What company is shown in the figure?
(b) All of the above. It’s an aggregate of all companies used to form Value Line’s forecast for the U.S. economy.

Best Opportunities? In his arguments at the Morningstar Investment Conference, Jeremy Grantham of GMO made a compelling (and charming) case that it’s probably wise to be bullish about high-quality stocks right now. Source: GMO 7-Year Asset Class Forecasts (April 2009)
Reset Button Implications
Those of you who remember Hill Street Blues probably fondly remember the watch sergeant’s sage, “Be careful out there,” advice as the law enforcement personnel started their days and beats.
And I fully realize that our “beat” is not the total stock market. We seek leadership companies that ooze excellent management with high-quality characteristics. We expect them to be well-positioned in their own “beats”, capturing and optimizing opportunity as a routine vocation on behalf of their stakeholders.
For those of you in investment clubs, do you remember a frustrating moment when “everything” was on sale and you had no cash on hand to deploy? If we’re honest … most of us will admit that has been the case on too many occasions.

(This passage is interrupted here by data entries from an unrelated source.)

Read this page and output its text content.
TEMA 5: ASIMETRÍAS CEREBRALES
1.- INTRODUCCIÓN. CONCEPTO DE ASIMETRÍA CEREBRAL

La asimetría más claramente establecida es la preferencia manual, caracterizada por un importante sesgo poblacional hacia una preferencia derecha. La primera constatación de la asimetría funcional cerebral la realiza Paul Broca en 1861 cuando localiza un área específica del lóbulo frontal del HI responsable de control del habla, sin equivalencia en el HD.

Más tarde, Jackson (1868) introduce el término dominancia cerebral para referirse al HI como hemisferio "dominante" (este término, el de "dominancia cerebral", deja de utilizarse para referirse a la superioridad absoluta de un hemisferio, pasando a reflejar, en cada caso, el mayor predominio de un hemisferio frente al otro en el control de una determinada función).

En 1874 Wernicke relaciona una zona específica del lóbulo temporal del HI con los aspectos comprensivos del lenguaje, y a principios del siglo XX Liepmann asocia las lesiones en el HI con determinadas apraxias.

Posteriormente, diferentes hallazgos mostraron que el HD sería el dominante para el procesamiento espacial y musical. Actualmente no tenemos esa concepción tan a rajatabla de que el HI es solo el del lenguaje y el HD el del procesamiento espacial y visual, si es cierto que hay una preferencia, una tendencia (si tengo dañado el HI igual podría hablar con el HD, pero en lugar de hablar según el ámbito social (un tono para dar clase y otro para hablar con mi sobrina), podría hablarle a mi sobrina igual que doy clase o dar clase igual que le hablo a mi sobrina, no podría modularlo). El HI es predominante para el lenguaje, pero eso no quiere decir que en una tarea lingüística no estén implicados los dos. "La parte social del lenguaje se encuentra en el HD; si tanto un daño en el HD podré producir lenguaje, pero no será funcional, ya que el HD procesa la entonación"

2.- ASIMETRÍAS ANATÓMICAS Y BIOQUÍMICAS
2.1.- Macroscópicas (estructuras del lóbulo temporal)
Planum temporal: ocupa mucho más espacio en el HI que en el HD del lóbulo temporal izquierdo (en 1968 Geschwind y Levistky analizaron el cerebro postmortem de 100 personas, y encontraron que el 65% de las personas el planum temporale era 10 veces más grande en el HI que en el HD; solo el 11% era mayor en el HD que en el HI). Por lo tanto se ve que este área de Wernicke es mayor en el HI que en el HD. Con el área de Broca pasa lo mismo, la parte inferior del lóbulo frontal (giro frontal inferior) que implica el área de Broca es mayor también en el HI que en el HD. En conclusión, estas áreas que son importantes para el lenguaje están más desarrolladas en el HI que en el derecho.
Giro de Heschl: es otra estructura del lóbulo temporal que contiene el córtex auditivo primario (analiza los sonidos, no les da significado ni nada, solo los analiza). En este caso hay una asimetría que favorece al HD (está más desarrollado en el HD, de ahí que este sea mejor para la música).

This is an opportunity to tackle and destroy the MYTH that we should ALWAYS be fully invested in stocks and funds. My interpretation is that George Nicholson never suggested this — and certainly not for experienced investors.
We’ll explore more about asset allocation according to Nicholson going forward, but for now — think about the last time you procrastinated on selling a clearly-overvalued stock because all potential replacements seemed to be overvalued also. I know that I have been there and done that.Be willing to hold strategic cash (or cash equivalents, more on this to follow) while you prudently shop … for as long as it takes to buy and hold the next stock — for as long as it makes sense to do so.
I was also bolstered by Morningstar conference conversations with Jeremy Grantham (a renowned bubble historian) and Jack Bogle. I think it was MANIFEST subscriber Stephen Phillips who brought Mr. Grantham and his firm, GMO, to our attention on the MANIFEST Forum. From where I sat, Grantham stole the show in Chicago. Nutshell version: Buy high-quality stocks as this “flaky” rally surges ahead. (Jeremy refers to those lower financial strength companies, mentioned earlier, as “flakes.”)
We’ll be exploring the wisdom of a few “Grumpy Old Men” on the MANIFEST Forum in days ahead.
I think Rhinos do bounce. (A little) And RESET buttons happen, enabling our pursuit of flakes and blue chips … when conditions merit. Patiently seek the best fit.